A Solid Looking 9% Yielding Bond Fund On The Surface
But The Devil Is In The Details
Every week, we’ll profile a high yield investment fund that typically offers an annualized distribution of 6-10% or more. With the S&P 500 yielding less than 2%, many investors find it difficult to achieve the portfolio income necessary to meet their needs and goals. This report is designed to help address those concerns.
With credit spreads still at historically low levels and the markets unlikely to get the massive Fed rate cutting cycle that they were expecting, it might be time to consider some defensive positioning in your fixed income portfolio. If spreads blow out and/or the markets are forced to price in a more hawkish outcome this year, it will be bad news for bonds, particularly those in the non-investment grade category. Taking positions in higher-rated debt and Treasuries might be advisable in this environment given how credit conditions are deteriorating right in front of our eyes and the flight to safety trade may soon take hold. That type of move usually would require sacrificing some yield in your portfolio, but it doesn’t necessarily have to.
The BlackRock Core Bond Trust (BHK) does pretty much what you’d think it does based on the name. Its focus on higher quality debt of all credit types could make for an ideal fixed income position, but it also uses a high degree of leverage. Investors have gotten away with taking on risk for a while with volatility remaining low, but taking on a leveraged investment in an environment where there are cracks in the dam might not be the best course of action.
Fund Background
BHK’s investment objective is to provide current income and capital appreciation. It seeks to achieve its investment objective by investing at least 75% of its assets in bonds that are investment-grade quality at the time of investment. Investments can include a broad range of bonds, including corporate bonds, US government and agency securities and mortgage-related securities. As mentioned earlier, BHK also utilizes leverage in order to enhance yield and total return potential.

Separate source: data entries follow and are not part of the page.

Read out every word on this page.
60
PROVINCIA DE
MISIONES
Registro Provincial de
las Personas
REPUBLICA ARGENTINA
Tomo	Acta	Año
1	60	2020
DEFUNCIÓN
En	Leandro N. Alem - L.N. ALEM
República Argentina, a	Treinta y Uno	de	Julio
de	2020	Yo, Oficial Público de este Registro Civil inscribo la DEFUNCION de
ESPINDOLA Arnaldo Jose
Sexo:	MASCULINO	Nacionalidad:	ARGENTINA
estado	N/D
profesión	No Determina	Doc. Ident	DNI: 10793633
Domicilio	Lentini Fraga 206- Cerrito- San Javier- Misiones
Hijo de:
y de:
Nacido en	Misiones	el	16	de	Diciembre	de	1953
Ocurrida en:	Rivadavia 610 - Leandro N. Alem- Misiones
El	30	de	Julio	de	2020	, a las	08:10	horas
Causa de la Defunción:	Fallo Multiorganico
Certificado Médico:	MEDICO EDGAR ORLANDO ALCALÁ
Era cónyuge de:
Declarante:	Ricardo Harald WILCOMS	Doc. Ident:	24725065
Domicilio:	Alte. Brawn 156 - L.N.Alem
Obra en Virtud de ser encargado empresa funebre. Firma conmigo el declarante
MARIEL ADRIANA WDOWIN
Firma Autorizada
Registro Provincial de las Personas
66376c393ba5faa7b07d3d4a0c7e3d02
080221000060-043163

At first glance, BHK sounds exactly like the type of bond strategy you’d want to add to your portfolio - one that focuses on high quality across a number of credit types. One of the problems the fund has had lately is its duration of 10 years. That makes it highly interest rate sensitive, something which hasn’t at all been rewarded throughout most of the past couple years. Even with the tilt towards higher quality, the added duration risk and use of leverage could negate a lot of that by introducing high volatility to the equation. A credit event could certainly work in this fund’s favor with its credit focus, but if the economy manages to pull off the soft landing and the Fed doesn’t seem inclined to loosen monetary policy much in the near future, BHK could be poorly positioned.